Fora dos holofotes, Byron Moreno chegou a se tornar comentarista esportivo no Equador e foi praticamente esquecido pelo mundo do futebol até 2010, quando foi flagrado transportando mais de 6 kg de heroína no Aeroporto John F. Kennedy, em Nova York. Com a droga escondida em 10 sacolas plásticas espalhadas na barriga, costas e nas duas pernas, o equatoriano foi detido no dia 21 de setembro, sem a chance de pagar fiança por ter sido enquadrado no crime de tráfico de drogas.

Preso nos Estados Unidos, o ex-árbitro assumiu o crime em um tribunal em Manhattan no dia 13 de janeiro de 2011, ação que resultou na sua condenação por 30 meses. O equatoriano não ficou encarcerado por tanto tempo, tendo sido libertado depois de 26 meses graças ao seu bom comportamento na prisão. Em 4 de dezembro de 2012, Byron Moreno retornou deportado ao Equador, onde revelou no início de 2013 o porquê começou a traficar drogas.

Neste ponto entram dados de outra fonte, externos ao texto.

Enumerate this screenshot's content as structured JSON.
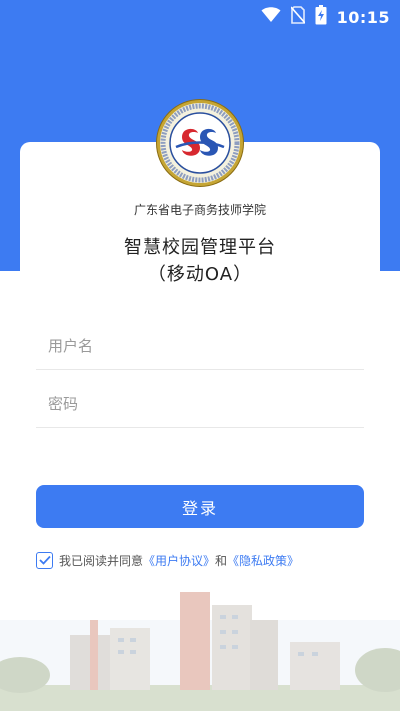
{
  "status_bar": {
    "time": "10:15",
    "icons": [
      "wifi-icon",
      "no-sim-icon",
      "battery-charging-icon"
    ]
  },
  "header": {
    "school_name": "广东省电子商务技师学院",
    "platform_title": "智慧校园管理平台",
    "platform_subtitle": "（移动OA）"
  },
  "form": {
    "username_placeholder": "用户名",
    "password_placeholder": "密码",
    "login_label": "登录"
  },
  "agreement": {
    "checked": true,
    "prefix": "我已阅读并同意",
    "user_agreement": "《用户协议》",
    "and": "和",
    "privacy_policy": "《隐私政策》"
  },
  "colors": {
    "brand": "#3d7bf2",
    "background": "#ffffff"
  }
}
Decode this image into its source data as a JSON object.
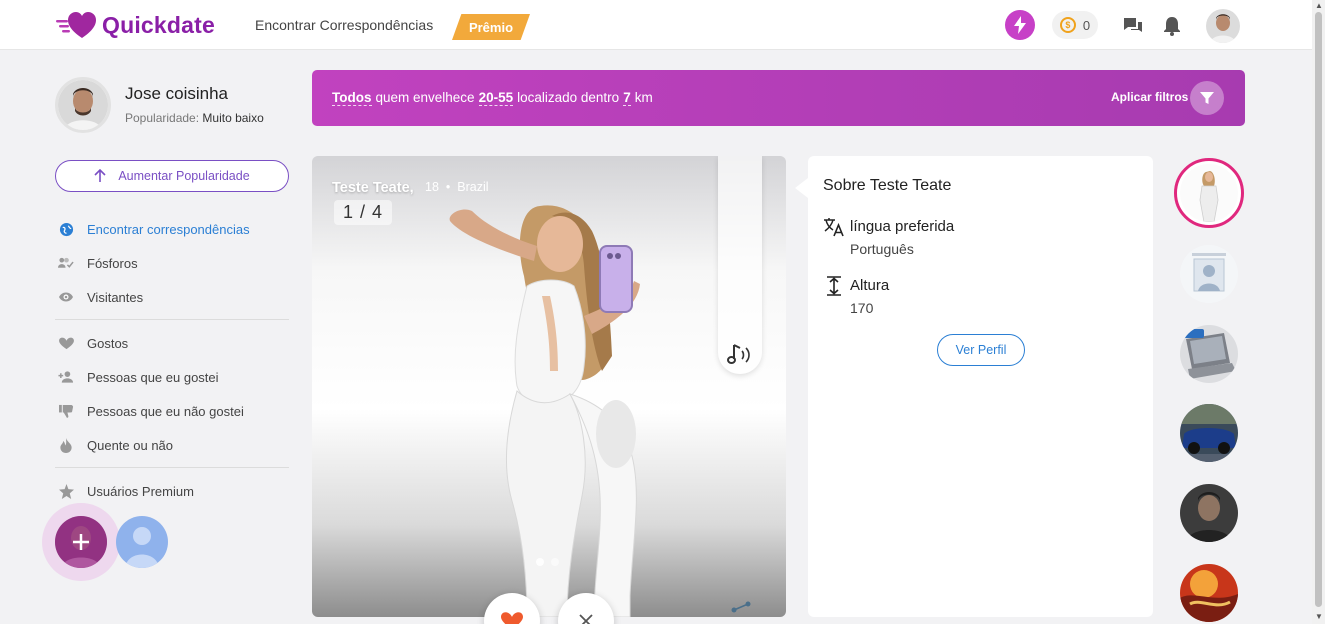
{
  "header": {
    "logo_text": "Quickdate",
    "nav_link": "Encontrar Correspondências",
    "premium_label": "Prêmio",
    "credits": "0"
  },
  "sidebar": {
    "user_name": "Jose coisinha",
    "popularity_label": "Popularidade:",
    "popularity_value": "Muito baixo",
    "boost_label": "Aumentar Popularidade",
    "menu": [
      {
        "label": "Encontrar correspondências",
        "icon": "globe-icon",
        "active": true
      },
      {
        "label": "Fósforos",
        "icon": "users-check-icon"
      },
      {
        "label": "Visitantes",
        "icon": "eye-icon"
      },
      {
        "label": "Gostos",
        "icon": "heart-icon"
      },
      {
        "label": "Pessoas que eu gostei",
        "icon": "user-plus-icon"
      },
      {
        "label": "Pessoas que eu não gostei",
        "icon": "thumbs-down-icon"
      },
      {
        "label": "Quente ou não",
        "icon": "fire-icon"
      },
      {
        "label": "Usuários Premium",
        "icon": "star-icon"
      }
    ]
  },
  "filters": {
    "who": "Todos",
    "text1": "quem envelhece",
    "age_range": "20-55",
    "text2": "localizado dentro",
    "distance": "7",
    "unit": "km",
    "apply_label": "Aplicar filtros"
  },
  "card": {
    "name": "Teste Teate,",
    "age": "18",
    "separator": "•",
    "country": "Brazil",
    "counter": "1 / 4"
  },
  "about": {
    "title": "Sobre Teste Teate",
    "language_label": "língua preferida",
    "language_value": "Português",
    "height_label": "Altura",
    "height_value": "170",
    "view_profile_label": "Ver Perfil"
  },
  "colors": {
    "brand": "#8a1fa7",
    "accent_blue": "#2b7fd4",
    "filter_bar": "#b83db8",
    "premium": "#f2a93b",
    "active_ring": "#e0287e"
  }
}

Em entrevista a um canal de televisão do seu país, Moreno revelou que uma emergência médica familiar e a necessidade de conseguir dinheiro fácil e rápido o puseram neste caminho, pois ele se endividou com empréstimos os quais não conseguia pagar, e passou a ser ameaçado pela inadimplência. Segundo o ex-árbitro, não só sua vida, mas a de sua mulher e filho estavam em perigo. Quando a oportunidade de levar a droga para o exterior surgiu, Byron Moreno argumentou que ele não tinha outras opções para solucionar seus problemas.

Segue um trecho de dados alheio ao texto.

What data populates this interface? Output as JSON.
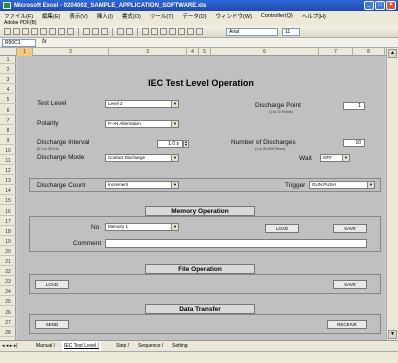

“Minha mulher estava grávida. Já eram três vidas em perigo”, justificou o equatoriano, que garantiu jamais ter testado nenhuma das substâncias que transportou e desconhecer quais eram os produtos que ele levava ilegalmente para o exterior. “Nunca provei estas substâncias na minha vida. Eu sabia que era droga, mas não sabia o que era. Queriam que eu transportasse”, explicou o ex-árbitro, que, às vésperas da Copa do Mundo do Brasil, tem 44 anos e está bem distante do futebol.